No activist was ever convicted for an act of violence or resisting
arrest, the suit
says, though Pacific Lumber employees often engaged in violence against
forest
activists.

"Death, however, was not the result of any of these actions, and
activists did not
anticipate death as one of the risks" of protesting, it says.

Despite the annual protests, Pacific Lumber refused to set an adequate
policy on
how employees should safely handle encounters with activists, it says.
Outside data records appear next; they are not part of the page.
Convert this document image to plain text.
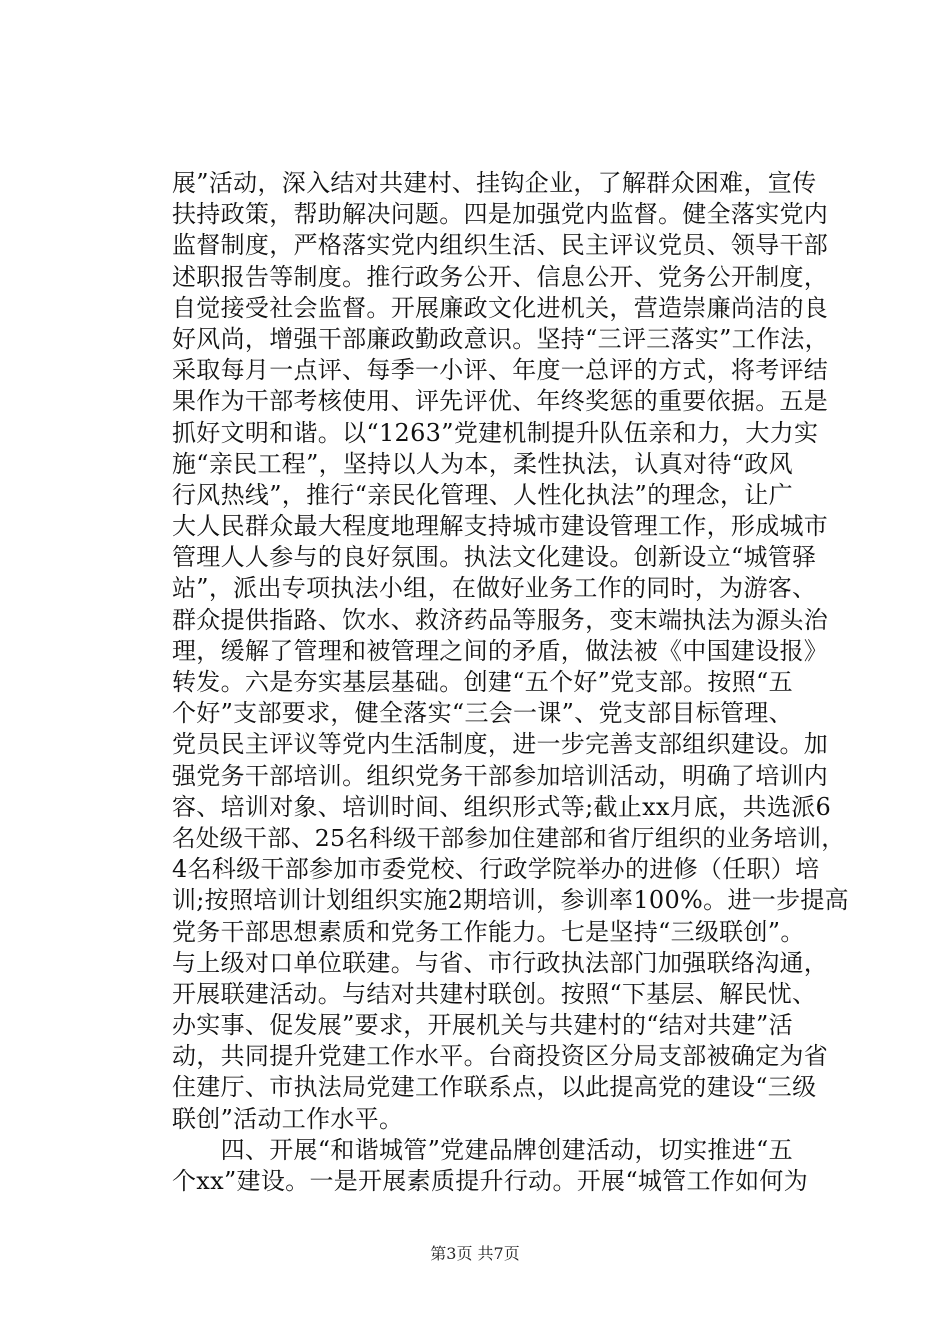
展”活动，深入结对共建村、挂钩企业，了解群众困难，宣传
扶持政策，帮助解决问题。四是加强党内监督。健全落实党内
监督制度，严格落实党内组织生活、民主评议党员、领导干部
述职报告等制度。推行政务公开、信息公开、党务公开制度，
自觉接受社会监督。开展廉政文化进机关，营造崇廉尚洁的良
好风尚，增强干部廉政勤政意识。坚持“三评三落实”工作法，
采取每月一点评、每季一小评、年度一总评的方式，将考评结
果作为干部考核使用、评先评优、年终奖惩的重要依据。五是
抓好文明和谐。以“1263”党建机制提升队伍亲和力，大力实
施“亲民工程”，坚持以人为本，柔性执法，认真对待“政风
行风热线”，推行“亲民化管理、人性化执法”的理念，让广
大人民群众最大程度地理解支持城市建设管理工作，形成城市
管理人人参与的良好氛围。执法文化建设。创新设立“城管驿
站”，派出专项执法小组，在做好业务工作的同时，为游客、
群众提供指路、饮水、救济药品等服务，变末端执法为源头治
理，缓解了管理和被管理之间的矛盾，做法被《中国建设报》
转发。六是夯实基层基础。创建“五个好”党支部。按照“五
个好”支部要求，健全落实“三会一课”、党支部目标管理、
党员民主评议等党内生活制度，进一步完善支部组织建设。加
强党务干部培训。组织党务干部参加培训活动，明确了培训内
容、培训对象、培训时间、组织形式等;截止xx月底，共选派6
名处级干部、25名科级干部参加住建部和省厅组织的业务培训，
4名科级干部参加市委党校、行政学院举办的进修（任职）培
训;按照培训计划组织实施2期培训，参训率100%。进一步提高
党务干部思想素质和党务工作能力。七是坚持“三级联创”。
与上级对口单位联建。与省、市行政执法部门加强联络沟通，
开展联建活动。与结对共建村联创。按照“下基层、解民忧、
办实事、促发展”要求，开展机关与共建村的“结对共建”活
动，共同提升党建工作水平。台商投资区分局支部被确定为省
住建厅、市执法局党建工作联系点，以此提高党的建设“三级
联创”活动工作水平。
　　四、开展“和谐城管”党建品牌创建活动，切实推进“五
个xx”建设。一是开展素质提升行动。开展“城管工作如何为
第3页 共7页
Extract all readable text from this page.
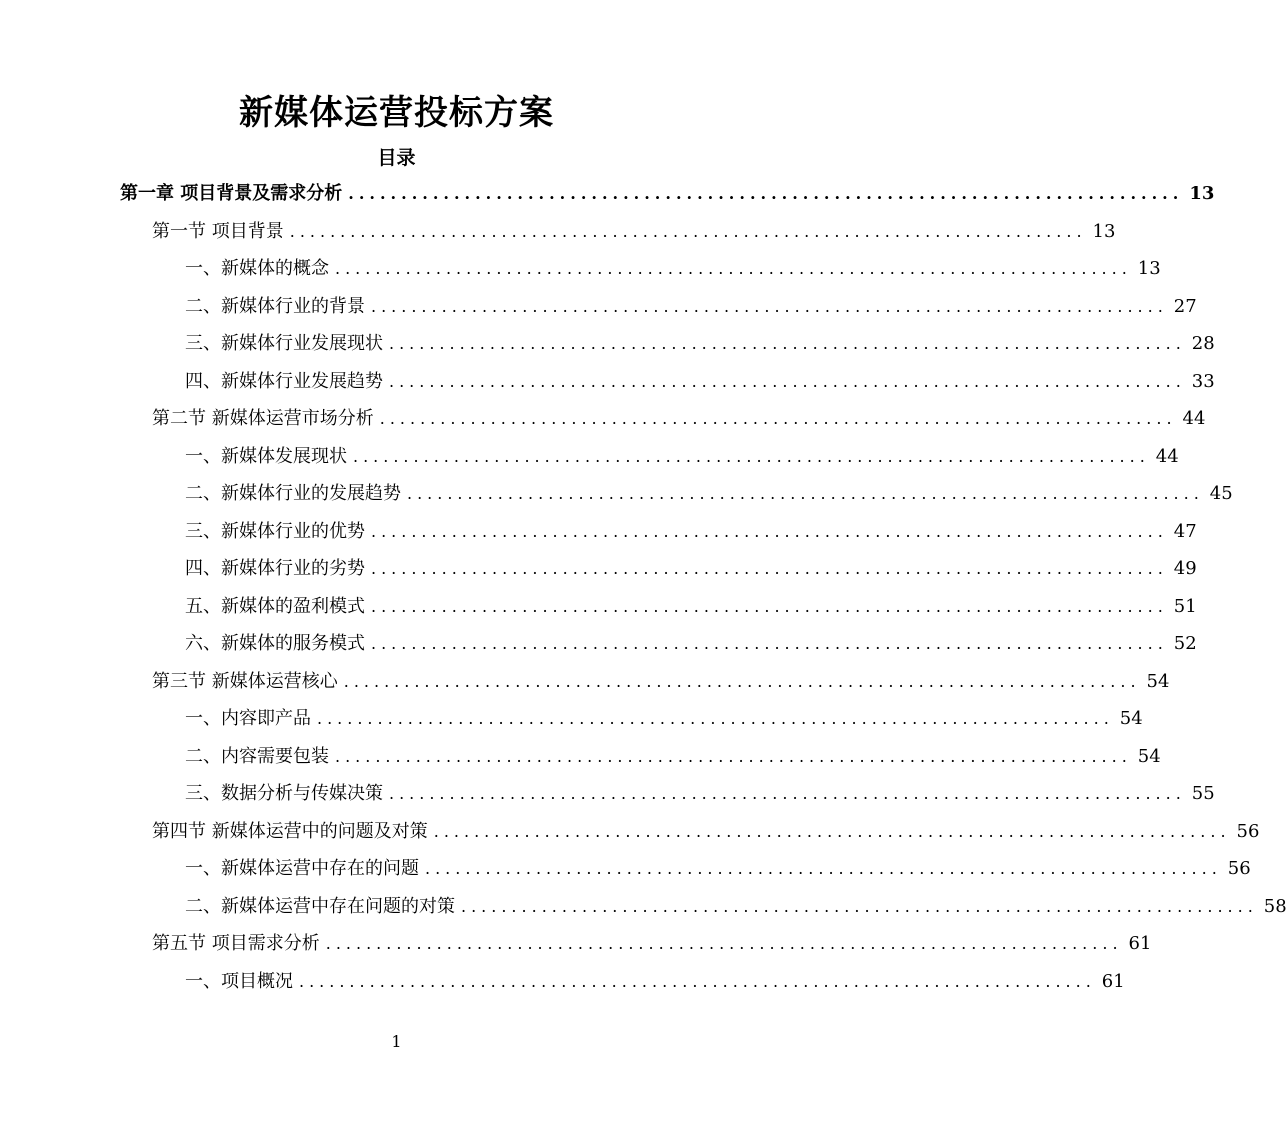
新媒体运营投标方案
目录
第一章 项目背景及需求分析 ............................................................................... 13
第一节 项目背景 ............................................................................... 13
一、新媒体的概念 ............................................................................... 13
二、新媒体行业的背景 ............................................................................... 27
三、新媒体行业发展现状 ............................................................................... 28
四、新媒体行业发展趋势 ............................................................................... 33
第二节 新媒体运营市场分析 ............................................................................... 44
一、新媒体发展现状 ............................................................................... 44
二、新媒体行业的发展趋势 ............................................................................... 45
三、新媒体行业的优势 ............................................................................... 47
四、新媒体行业的劣势 ............................................................................... 49
五、新媒体的盈利模式 ............................................................................... 51
六、新媒体的服务模式 ............................................................................... 52
第三节 新媒体运营核心 ............................................................................... 54
一、内容即产品 ............................................................................... 54
二、内容需要包装 ............................................................................... 54
三、数据分析与传媒决策 ............................................................................... 55
第四节 新媒体运营中的问题及对策 ............................................................................... 56
一、新媒体运营中存在的问题 ............................................................................... 56
二、新媒体运营中存在问题的对策 ............................................................................... 58
第五节 项目需求分析 ............................................................................... 61
一、项目概况 ............................................................................... 61
1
Campbell has previously said the firm's policy requires employees to notify
their supervisors when they see activists and to refrain from
confrontations.

The morning he died, Chain and his fellow protesters encountered Ammons and
Reback cutting trees.

The activists approached Ammons in a peaceful way to try to get them to stop
logging, the suit says. But Ammons responded by screaming obscenities and
violent threats and chasing them.

Within an hour, Ammons cut a 120-foot redwood tree that killed Chain,
the suit
says.

Pacific Lumber never disciplined Ammons, even though his threats of physical
violence were recorded on videotape, it says.

Ammons had often boasted that he would hurt or kill any activists around his
logging operations, it says, but the firm "continued to . . . allow him
to work in
an environment that could offer him the opportunity to act upon his
well-known
threats of death and violence towards activists."